What philosophy? If you are talking about an ancient Chinese philosophy hidden in the western translation of the Tao Te Ching, I can tell you outright that it is not there. It is not even there in the Chinese texts. However, there are many Taoist philosophies in both the east and the west today. Each of them is an ideology formed to validate a superstition for serving a purpose. Easterners are mainly into religion, witch-doctoring, and spiritual powers. Mao ripped them out. Westerners, mainly Americans, need the Tao to validate atheism and its godless secular humanistic values.
Look, the Chinese Classics are not Dale Carneigie self-help books. They are oracles; not the kind where a diety like a Lao Tsu speaks to you. They are inscrutable and compel you to look within for an answer. Seems like even the Chinese couldn’t do it and had decided to go west. The old man didn’t hold his breath. He wrote the Tao and walked away.
Each of them is an ideology formed to validate a superstition for serving a purpose
That one's universal, in this country as much as any other.

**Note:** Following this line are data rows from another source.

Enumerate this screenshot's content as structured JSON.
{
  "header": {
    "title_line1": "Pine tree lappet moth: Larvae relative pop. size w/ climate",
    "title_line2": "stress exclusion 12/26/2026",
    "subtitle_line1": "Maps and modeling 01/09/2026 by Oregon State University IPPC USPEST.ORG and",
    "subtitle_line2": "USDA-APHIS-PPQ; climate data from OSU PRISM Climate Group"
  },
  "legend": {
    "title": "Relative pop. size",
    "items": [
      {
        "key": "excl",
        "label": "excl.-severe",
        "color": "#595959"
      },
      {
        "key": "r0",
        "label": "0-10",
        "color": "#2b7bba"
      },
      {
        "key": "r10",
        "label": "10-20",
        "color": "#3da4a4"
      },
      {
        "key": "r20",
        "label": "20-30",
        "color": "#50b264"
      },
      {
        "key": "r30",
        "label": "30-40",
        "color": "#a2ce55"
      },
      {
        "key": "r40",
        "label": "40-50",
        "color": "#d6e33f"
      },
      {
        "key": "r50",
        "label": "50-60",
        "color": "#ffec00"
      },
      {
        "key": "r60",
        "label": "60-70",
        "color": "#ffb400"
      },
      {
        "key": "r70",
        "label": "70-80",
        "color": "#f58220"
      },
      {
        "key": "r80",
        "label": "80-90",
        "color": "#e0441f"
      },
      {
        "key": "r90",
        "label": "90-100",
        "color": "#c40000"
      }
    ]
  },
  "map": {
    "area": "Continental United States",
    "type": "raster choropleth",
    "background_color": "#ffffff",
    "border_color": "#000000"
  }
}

godless secular humanistic values
I find humanism and Earth Centrism way more rationally and spiritually valuable than obsessing over a fanciful God - who in fact is too often simply a reflection of self-serving Egos run amok.
You are trolling. You are not responding to the questions or points in the thread. You are repeating yourself. I started this thread as a response to a Tao quote you made, so how about you defend what you said? that's the "philosophy" I'm attempting to discuss.
That one’s universal, in this country as much as any other. - @citizenschallengev3
In this country, “Americanization” of the Tao serves liberal progressivism’s need to displace Christianity. American Taoists now harbor the superstition that old man Lao Tsu did preach a philosophy that inspired a
tradition of recognizing balance, seeing strength in all people not just the ones with the most possessions, the idea of questioning everything you know. - Lausten
“Paradise is heaven on Earth where there is no doing and yet everything is done. (Tao Te Ching)”- Sree
I don’t know what translation that came from or if you just made it up. You never defended it. What does it mean to you? – Lausten
That wasn’t a translation. I was coining an aphorism distilled from my reading of Gia Fu Feng’s Taoist philosophy. He was feeding the hippies in California with food for thought. Those lazy louts have now bred a generation of idiots out to destroy the USA.
China is a nation of hardworking people churning out cheap goods for Walmart. Do you think they recognize balance and see strength in all people not just the ones with the most possessions? They are a nation of people who love money more than American capitalists. They are going to eat our lunch if Trump doesn’t stand in their way.